The UW Dean of the College of Engineering has a statement here where he claims that, despite 5 years of massaging, the NRC data contained obvious nonsense, such as the statistic that 0% of their graduating CS Ph.D. students had plans for academic employment during 2001-5.

Update: Boston University has broken the embargo with this press release. They give a chart showing that almost all their graduate programs have dramatically improved their ranking since the 1995 rankings, while noting that the two rankings are based on different criteria, the NRC says you can’t compare them, and the 2010 rankings in the chart are not NRC numbers, but are based on their massaging of the data. I suspect that the NRC data will be used to show that, like the kids in Lake Wobegon, all programs are above average.

For more on this story, see coverage by Steinn Sigurdsson at Dynamics of Cats.

Update: The NRC data is out, and available from its web-site.
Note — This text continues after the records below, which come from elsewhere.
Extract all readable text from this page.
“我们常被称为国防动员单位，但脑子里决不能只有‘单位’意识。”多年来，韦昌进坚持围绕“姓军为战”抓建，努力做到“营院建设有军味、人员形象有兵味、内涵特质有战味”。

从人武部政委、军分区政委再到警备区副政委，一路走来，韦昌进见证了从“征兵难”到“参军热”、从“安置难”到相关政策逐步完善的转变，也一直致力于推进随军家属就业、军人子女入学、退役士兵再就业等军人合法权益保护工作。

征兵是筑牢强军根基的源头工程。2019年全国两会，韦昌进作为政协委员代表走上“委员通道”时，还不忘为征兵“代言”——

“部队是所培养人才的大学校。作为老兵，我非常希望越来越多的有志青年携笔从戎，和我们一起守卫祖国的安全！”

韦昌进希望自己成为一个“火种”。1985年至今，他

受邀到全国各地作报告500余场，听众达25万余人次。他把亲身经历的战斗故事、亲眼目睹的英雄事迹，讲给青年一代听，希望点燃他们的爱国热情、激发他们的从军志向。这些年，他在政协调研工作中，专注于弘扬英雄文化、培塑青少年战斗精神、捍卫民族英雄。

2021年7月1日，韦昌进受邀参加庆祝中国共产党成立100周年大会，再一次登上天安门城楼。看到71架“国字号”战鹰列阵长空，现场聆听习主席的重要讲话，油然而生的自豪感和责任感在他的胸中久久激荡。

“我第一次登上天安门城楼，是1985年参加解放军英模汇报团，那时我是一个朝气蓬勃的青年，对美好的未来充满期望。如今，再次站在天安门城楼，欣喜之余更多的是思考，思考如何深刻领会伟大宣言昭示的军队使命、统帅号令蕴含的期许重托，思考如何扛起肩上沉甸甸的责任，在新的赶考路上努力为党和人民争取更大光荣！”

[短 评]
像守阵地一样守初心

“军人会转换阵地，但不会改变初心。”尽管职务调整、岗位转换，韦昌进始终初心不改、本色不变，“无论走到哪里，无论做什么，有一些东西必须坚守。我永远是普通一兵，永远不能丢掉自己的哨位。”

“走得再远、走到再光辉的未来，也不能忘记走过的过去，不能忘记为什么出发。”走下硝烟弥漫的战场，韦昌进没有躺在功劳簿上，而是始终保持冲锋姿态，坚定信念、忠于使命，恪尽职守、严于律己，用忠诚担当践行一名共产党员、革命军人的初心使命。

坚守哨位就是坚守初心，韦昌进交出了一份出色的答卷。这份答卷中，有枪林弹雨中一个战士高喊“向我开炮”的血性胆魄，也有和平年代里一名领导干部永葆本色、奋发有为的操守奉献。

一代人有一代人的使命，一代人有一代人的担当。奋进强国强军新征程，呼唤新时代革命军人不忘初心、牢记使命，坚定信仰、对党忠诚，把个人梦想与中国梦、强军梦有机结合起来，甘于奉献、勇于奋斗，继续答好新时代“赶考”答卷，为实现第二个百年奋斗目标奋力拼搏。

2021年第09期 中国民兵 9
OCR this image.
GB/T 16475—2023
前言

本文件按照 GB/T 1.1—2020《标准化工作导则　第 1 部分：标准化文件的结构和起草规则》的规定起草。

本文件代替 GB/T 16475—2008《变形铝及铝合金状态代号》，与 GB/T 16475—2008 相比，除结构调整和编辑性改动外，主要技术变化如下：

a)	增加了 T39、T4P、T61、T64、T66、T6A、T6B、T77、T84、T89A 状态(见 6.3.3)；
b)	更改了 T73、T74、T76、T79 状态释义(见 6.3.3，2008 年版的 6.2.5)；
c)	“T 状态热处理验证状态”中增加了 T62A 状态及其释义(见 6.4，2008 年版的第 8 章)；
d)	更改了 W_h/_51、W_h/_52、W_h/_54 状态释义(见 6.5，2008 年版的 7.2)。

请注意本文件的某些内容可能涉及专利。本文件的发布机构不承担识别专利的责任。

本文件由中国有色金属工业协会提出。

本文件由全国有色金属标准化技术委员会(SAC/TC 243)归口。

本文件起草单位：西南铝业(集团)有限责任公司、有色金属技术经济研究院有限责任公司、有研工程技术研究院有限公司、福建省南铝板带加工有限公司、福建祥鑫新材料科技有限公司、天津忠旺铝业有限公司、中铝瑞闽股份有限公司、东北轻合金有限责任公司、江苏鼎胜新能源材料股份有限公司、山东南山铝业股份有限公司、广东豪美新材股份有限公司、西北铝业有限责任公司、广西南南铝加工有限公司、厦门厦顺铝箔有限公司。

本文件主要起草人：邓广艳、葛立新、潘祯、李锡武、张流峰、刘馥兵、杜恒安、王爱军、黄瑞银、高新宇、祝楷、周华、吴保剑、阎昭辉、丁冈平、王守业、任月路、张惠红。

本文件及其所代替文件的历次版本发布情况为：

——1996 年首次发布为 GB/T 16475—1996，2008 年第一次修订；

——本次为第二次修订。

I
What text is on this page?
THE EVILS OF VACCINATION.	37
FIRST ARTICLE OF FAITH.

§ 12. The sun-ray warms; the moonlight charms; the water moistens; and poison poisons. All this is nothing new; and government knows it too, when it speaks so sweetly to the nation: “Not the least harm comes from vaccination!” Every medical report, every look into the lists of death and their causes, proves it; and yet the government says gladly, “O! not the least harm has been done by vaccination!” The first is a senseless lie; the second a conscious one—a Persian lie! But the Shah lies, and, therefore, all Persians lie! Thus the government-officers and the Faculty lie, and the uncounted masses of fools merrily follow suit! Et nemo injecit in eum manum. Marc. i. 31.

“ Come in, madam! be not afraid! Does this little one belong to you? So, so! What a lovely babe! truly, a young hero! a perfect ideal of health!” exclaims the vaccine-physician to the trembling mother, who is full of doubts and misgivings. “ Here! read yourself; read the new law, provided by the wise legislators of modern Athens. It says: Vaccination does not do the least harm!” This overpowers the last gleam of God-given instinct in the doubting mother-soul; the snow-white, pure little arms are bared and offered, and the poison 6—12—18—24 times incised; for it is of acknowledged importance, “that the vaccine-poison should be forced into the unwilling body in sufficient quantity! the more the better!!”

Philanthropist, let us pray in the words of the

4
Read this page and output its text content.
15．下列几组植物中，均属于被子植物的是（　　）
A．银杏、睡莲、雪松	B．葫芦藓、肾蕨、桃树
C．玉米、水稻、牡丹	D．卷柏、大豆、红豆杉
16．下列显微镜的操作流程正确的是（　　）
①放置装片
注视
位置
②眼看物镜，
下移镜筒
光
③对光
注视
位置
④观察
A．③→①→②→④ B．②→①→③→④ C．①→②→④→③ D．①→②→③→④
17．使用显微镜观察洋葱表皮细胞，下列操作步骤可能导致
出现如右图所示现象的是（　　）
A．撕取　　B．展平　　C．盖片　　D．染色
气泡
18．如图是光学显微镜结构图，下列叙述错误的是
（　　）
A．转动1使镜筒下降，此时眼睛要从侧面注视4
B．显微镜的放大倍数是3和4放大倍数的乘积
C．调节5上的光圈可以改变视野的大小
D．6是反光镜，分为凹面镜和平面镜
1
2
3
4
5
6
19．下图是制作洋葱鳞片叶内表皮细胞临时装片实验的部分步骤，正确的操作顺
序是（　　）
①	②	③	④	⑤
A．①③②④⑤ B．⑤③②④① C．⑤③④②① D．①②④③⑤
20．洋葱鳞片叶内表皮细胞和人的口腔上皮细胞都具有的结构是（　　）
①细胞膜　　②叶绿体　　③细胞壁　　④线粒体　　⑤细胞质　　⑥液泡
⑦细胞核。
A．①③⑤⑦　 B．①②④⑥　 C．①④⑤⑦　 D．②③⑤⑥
But, no one really cares about that, all they care about are the rankings, and the NRC is not directly putting those out. Instead, they’ve subcontracted the dirty work to phds.org, where you can get rankings here, using either the “regression-based” or “survey-based” score. In mathematics and physics, the lists you get are about what one would expect, with perhaps somewhat of a tilt towards large state schools compared to the 1995 rankings (most dramatically, Penn State was number 36 in 1995, number 8 or 9 this year).